ZooKeeperHaServices通过HighAvailabilityServicesUtils创建,例如在TaskManagerRunner创建的相关调用如下:
highAvailabilityServices = HighAvailabilityServicesUtils.createHighAvailabilityServices(
configuration,
executor,
HighAvailabilityServicesUtils.AddressResolution.NO_ADDRESS_RESOLUTION);
createHighAvailabilityServices是通过工厂的方式,根据configuration中的配置,创建不同的HighAvailabilityServices。
下面我们回到ZooKeeperHaServices。
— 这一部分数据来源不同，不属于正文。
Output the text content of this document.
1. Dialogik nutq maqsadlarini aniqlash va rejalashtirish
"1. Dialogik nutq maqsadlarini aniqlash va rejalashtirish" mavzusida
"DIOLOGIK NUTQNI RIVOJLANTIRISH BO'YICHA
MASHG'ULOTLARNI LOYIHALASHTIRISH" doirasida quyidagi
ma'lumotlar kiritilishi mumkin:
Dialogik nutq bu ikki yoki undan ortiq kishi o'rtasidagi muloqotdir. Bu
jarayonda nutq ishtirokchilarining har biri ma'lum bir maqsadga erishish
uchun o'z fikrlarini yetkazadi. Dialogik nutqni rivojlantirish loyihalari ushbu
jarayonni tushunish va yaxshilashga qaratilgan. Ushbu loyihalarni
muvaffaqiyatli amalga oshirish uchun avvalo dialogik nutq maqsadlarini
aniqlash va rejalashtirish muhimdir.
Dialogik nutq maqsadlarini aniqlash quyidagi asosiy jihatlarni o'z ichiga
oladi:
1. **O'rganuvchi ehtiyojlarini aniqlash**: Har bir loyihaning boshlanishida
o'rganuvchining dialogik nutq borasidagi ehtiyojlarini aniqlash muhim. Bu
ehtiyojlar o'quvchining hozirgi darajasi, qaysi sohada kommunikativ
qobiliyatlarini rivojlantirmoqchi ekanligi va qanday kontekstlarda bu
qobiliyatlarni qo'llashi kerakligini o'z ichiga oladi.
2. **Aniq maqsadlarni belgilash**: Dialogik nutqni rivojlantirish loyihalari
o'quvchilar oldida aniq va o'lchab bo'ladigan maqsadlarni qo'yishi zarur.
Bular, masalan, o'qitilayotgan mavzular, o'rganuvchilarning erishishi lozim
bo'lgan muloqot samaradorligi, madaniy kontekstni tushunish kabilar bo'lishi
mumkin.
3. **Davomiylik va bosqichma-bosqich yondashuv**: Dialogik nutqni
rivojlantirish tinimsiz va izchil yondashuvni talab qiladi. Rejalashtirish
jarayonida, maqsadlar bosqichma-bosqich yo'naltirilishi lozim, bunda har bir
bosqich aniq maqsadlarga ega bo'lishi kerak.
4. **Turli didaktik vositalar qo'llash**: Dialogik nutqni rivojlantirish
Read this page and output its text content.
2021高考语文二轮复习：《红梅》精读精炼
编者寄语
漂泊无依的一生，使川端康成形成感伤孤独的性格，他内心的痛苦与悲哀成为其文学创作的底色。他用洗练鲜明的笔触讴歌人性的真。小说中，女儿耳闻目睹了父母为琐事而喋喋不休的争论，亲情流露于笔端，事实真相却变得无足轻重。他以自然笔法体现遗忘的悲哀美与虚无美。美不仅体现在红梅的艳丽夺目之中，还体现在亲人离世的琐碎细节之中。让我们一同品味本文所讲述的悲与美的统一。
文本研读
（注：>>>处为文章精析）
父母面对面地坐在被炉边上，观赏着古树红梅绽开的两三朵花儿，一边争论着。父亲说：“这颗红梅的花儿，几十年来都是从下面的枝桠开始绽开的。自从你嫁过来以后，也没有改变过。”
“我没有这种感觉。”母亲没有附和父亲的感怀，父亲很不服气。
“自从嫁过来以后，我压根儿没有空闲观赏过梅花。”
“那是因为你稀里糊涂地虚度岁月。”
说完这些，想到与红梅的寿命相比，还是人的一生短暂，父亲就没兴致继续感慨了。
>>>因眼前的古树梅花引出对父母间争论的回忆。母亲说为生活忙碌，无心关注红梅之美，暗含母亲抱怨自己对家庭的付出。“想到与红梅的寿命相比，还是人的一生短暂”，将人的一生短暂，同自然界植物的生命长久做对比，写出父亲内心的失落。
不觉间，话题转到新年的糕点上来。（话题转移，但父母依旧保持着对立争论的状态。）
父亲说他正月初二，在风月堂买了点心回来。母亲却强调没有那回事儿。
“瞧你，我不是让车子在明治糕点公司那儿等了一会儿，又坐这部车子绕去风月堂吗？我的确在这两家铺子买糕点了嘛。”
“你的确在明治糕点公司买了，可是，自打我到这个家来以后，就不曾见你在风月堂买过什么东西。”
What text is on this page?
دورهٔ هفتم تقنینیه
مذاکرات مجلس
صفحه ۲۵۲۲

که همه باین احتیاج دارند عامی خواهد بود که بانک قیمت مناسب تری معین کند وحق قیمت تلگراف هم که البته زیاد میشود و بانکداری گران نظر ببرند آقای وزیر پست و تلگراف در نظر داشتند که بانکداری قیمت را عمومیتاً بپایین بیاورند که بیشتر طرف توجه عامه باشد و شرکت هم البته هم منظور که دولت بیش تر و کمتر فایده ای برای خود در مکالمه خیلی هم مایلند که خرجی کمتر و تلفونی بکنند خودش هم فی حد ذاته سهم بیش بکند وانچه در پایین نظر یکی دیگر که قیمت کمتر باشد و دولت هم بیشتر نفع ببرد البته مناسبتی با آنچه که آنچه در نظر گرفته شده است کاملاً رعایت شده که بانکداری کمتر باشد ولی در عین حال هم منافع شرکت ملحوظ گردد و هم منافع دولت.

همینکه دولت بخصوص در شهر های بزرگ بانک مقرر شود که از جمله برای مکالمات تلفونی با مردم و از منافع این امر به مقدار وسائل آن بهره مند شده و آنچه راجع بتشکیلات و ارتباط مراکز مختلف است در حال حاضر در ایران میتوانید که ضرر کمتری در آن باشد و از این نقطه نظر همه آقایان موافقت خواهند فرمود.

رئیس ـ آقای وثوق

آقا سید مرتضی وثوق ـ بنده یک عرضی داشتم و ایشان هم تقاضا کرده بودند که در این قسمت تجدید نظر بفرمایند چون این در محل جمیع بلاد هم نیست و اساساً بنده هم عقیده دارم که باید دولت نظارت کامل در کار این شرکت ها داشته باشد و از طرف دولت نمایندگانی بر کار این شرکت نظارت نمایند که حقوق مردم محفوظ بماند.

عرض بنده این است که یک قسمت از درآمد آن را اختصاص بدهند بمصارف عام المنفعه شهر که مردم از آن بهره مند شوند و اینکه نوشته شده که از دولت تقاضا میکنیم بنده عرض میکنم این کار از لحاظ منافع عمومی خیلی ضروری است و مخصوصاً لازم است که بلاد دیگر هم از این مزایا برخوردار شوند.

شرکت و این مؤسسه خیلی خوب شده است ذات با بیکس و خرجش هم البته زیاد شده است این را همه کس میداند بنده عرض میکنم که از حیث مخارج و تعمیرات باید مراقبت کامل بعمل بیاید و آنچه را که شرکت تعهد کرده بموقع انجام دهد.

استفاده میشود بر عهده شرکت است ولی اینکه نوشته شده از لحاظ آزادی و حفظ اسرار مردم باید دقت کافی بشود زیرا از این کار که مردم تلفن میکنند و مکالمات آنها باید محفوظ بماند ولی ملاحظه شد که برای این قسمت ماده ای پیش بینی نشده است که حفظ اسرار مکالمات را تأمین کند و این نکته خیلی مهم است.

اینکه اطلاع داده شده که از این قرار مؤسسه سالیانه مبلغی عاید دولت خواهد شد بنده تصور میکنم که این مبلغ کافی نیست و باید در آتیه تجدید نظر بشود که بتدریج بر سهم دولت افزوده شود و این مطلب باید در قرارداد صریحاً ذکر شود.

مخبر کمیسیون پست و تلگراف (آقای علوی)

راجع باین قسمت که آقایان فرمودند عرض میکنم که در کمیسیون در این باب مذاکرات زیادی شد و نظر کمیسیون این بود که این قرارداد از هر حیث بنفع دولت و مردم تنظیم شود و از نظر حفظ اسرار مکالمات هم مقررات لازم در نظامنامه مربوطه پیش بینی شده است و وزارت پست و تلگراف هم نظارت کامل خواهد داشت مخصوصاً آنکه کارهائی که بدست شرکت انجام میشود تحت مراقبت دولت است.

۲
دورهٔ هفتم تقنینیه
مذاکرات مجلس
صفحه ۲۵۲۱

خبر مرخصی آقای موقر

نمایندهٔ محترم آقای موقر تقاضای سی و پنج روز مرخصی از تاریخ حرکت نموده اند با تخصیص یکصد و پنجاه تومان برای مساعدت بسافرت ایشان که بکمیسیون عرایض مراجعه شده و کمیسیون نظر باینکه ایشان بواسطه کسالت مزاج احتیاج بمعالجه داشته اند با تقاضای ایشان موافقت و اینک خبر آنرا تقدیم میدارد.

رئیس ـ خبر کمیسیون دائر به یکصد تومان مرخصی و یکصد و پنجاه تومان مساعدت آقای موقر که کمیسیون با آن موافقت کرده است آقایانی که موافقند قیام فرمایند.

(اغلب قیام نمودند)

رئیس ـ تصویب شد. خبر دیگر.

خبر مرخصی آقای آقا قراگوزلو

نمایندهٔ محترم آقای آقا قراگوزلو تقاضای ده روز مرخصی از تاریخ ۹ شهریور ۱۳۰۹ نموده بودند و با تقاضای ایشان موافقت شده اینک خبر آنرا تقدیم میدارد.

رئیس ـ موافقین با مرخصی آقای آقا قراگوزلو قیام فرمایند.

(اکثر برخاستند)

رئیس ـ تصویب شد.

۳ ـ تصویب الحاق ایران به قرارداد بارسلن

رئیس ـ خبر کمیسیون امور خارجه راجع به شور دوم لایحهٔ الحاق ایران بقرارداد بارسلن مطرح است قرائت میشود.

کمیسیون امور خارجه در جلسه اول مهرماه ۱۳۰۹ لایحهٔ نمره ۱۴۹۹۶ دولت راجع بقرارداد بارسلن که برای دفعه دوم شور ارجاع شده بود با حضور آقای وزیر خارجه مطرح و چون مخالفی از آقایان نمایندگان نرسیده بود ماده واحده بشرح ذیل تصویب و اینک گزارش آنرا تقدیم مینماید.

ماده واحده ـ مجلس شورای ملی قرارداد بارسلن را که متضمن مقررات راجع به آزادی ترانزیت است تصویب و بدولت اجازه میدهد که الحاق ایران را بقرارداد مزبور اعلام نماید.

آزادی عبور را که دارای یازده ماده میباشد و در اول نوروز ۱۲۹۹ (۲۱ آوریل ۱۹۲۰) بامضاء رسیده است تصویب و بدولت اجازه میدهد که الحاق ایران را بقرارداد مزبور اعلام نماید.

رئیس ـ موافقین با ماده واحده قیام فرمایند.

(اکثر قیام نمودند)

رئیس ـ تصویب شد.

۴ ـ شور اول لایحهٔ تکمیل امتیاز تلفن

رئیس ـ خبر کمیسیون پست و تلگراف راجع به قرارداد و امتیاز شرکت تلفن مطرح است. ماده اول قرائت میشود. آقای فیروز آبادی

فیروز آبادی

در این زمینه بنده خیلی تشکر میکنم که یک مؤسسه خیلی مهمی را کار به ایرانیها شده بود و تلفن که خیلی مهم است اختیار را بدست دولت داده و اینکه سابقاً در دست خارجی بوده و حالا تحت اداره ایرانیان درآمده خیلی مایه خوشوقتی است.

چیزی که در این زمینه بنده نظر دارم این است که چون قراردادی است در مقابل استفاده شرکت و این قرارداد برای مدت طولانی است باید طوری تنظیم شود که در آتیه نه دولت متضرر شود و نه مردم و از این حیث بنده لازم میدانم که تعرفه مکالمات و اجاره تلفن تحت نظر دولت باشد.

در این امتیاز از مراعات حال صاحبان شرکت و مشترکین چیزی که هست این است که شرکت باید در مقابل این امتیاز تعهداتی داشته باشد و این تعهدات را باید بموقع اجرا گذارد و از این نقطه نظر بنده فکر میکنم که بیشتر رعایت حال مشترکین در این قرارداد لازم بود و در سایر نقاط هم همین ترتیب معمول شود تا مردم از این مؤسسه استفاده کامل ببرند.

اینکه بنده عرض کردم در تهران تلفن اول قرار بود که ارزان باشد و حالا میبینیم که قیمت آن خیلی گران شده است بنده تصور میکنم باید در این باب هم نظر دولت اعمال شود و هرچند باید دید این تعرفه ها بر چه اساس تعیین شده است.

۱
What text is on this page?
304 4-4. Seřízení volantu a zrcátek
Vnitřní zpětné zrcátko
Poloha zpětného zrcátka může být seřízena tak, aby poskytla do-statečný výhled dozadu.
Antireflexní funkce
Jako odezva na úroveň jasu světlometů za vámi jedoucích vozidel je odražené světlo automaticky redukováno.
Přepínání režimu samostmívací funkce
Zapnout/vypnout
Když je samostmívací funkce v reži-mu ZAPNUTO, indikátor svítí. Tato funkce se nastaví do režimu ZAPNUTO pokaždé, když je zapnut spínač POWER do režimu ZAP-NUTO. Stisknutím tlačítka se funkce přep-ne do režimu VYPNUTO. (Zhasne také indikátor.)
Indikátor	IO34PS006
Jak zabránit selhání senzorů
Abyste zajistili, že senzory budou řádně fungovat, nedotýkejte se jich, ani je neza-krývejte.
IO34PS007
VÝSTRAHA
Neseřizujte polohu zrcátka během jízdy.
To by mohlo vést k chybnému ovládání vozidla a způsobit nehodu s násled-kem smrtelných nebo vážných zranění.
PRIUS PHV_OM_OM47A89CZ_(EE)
它提供了一系列创建LeaderElectionService和LeaderRetrievalService的方法:
@Override
public LeaderRetrievalService getResourceManagerLeaderRetriever() {
return ZooKeeperUtils.createLeaderRetrievalService(client, configuration, RESOURCE_MANAGER_LEADER_PATH);
}
@Override
public LeaderRetrievalService getDispatcherLeaderRetriever() {
return ZooKeeperUtils.createLeaderRetrievalService(client, configuration, DISPATCHER_LEADER_PATH);
}
@Override
public LeaderRetrievalService getJobManagerLeaderRetriever(JobID jobID) {
return ZooKeeperUtils.createLeaderRetrievalService(client, configuration, getPathForJobManager(jobID));
}
@Override
public LeaderRetrievalService getJobManagerLeaderRetriever(JobID jobID, String defaultJobManagerAddress) {
return getJobManagerLeaderRetriever(jobID);
}
@Override
public LeaderRetrievalService getClusterRestEndpointLeaderRetriever() {
return ZooKeeperUtils.createLeaderRetrievalService(client, configuration, REST_SERVER_LEADER_PATH);
}
@Override
public LeaderElectionService getResourceManagerLeaderElectionService() {
return ZooKeeperUtils.createLeaderElectionService(client, configuration, RESOURCE_MANAGER_LEADER_PATH);
}
@Override
public LeaderElectionService getDispatcherLeaderElectionService() {
return ZooKeeperUtils.createLeaderElectionService(client, configuration, DISPATCHER_LEADER_PATH);
}
@Override
public LeaderElectionService getJobManagerLeaderElectionService(JobID jobID) {
return ZooKeeperUtils.createLeaderElectionService(client, configuration, getPathForJobManager(jobID));
}
@Override
public LeaderElectionService getClusterRestEndpointLeaderElectionService() {
return ZooKeeperUtils.createLeaderElectionService(client, configuration, REST_SERVER_LEADER_PATH);
}
下一章我们重点关注Job Manager选举服务。我们找到对应服务的创建方法,如下所示:
@Override
public LeaderElectionService getJobManagerLeaderElectionService(JobID jobID) {
return ZooKeeperUtils.createLeaderElectionService(client, configuration, getPathForJobManager(jobID));
}
这里使用了ZooKeeperUtils工具类,它的createLeaderElectionService方法代码如下:
public static ZooKeeperLeaderElectionService createLeaderElectionService(
final CuratorFramework client,
final Configuration configuration,
final String pathSuffix) {
final String latchPath = configuration.getString(
HighAvailabilityOptions.HA_ZOOKEEPER_LATCH_PATH) + pathSuffix;
final String leaderPath = configuration.getString(
HighAvailabilityOptions.HA_ZOOKEEPER_LEADER_PATH) + pathSuffix;
return new ZooKeeperLeaderElectionService(client, latchPath, leaderPath);
}
这段代码读取了配置中LATCH_PATH和LEADER_PATH的配置信息,创建出了一个ZooKeeperLeaderElectionService。这些配置的具体含义放在下一章分析。
LeaderElectionService
Flink有多种角色需要参与leader竞选,例如JobManager和ResourceManager,与此同时还支持多种leader竞选的方式比如Zookeeper和Standalone等。如果这些逻辑强耦合在一起,需要编写大量实现,维护起来十分困难。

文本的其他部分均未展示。